Regular fertilisation strengthens the plants and makes them less susceptible.
Without rest:
Chilies hibernate bright and warm on the windowsill.
As a result, they will grow and bloom even in winter.
Regular watering is still necessary.
To prevent pests such as fungus gnats, ventilate well, spray with lukewarm water from time to time and avoid waterlogging.
With rest (recommended):
Winter growth is very strenuous for your chillies, since there are only a few hours of sunshine. If you overwinter the chillies in a cool room, they will sprout fresh in the spring, provide more yield and can live to be several years old.
Harvest all fruit before dormancy, cut back above the first branches and move to a window in a cooler room (12-18°C).
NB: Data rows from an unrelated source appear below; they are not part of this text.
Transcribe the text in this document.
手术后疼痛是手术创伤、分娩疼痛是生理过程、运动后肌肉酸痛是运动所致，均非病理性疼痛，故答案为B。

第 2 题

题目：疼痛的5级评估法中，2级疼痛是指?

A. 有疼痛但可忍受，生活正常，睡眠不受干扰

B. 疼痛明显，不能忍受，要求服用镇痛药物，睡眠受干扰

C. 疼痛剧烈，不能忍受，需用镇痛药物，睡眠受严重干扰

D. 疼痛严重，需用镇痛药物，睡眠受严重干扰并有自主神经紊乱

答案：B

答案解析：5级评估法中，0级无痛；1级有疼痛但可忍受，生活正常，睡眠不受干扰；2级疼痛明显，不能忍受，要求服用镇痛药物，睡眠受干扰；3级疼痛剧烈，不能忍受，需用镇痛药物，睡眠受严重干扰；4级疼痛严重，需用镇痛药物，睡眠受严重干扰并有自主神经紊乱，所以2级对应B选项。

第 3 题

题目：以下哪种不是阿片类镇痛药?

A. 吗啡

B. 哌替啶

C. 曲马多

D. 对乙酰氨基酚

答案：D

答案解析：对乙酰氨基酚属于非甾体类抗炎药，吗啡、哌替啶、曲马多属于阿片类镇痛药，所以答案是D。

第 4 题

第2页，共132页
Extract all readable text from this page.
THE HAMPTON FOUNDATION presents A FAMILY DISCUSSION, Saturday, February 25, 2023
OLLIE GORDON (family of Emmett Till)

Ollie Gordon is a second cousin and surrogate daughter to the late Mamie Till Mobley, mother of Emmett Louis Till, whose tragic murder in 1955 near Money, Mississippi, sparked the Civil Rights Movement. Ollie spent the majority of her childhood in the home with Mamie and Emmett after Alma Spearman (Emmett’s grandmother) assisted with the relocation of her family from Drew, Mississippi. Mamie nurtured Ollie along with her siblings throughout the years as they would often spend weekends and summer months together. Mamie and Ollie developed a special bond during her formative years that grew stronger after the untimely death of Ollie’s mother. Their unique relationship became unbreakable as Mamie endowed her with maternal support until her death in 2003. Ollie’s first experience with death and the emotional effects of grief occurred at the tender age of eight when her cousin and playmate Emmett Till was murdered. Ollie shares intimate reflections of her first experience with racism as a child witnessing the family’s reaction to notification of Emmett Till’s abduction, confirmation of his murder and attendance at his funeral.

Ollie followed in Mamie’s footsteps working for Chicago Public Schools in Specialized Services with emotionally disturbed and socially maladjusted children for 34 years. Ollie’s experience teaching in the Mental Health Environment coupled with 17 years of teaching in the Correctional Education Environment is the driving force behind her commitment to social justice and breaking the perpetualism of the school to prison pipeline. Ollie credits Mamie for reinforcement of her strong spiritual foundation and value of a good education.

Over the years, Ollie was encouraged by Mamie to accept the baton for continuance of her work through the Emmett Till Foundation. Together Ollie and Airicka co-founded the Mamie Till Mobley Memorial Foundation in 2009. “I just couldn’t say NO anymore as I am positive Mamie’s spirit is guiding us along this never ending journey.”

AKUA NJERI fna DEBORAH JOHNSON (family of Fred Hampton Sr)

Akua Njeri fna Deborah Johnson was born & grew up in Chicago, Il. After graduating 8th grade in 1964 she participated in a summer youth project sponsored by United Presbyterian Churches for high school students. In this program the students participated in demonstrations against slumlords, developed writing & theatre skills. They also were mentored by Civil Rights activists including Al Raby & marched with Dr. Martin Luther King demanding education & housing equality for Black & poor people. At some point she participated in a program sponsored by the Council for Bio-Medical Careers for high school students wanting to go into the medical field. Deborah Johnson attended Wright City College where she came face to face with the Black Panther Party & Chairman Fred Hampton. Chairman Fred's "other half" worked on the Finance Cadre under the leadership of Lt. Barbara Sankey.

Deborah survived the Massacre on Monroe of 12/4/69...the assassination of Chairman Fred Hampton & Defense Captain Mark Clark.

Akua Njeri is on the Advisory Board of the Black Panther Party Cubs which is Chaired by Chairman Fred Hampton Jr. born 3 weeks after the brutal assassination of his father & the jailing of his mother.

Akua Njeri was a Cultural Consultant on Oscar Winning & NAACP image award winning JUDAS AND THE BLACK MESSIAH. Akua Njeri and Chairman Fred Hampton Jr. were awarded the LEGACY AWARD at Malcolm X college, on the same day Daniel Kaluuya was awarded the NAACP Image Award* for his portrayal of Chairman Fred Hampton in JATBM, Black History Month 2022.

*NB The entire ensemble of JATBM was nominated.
As soon as the chillies sprout again in spring, put them back into a pot of the same size and keep them a little warmer.
You can bring them back outside from mid-May.
As an alternative to cutting back before winter, you can also do so in spring before the first shoots appear.
Water sparingly and don't fertilise.
Harvest from August to October
Pods first turn yellow and then red
Cut off ripe pods with scissors
To obtain the seeds, cut open the chillies, remove the seeds and let them dry on a cloth for a few days.
Sharpness level: 9 – about 70,000 Scoville
Use raw or cooked
Drying or pickling possible; Cut in half and spread out on a towel to dry. Then fill into a grinder or crumble with your fingers.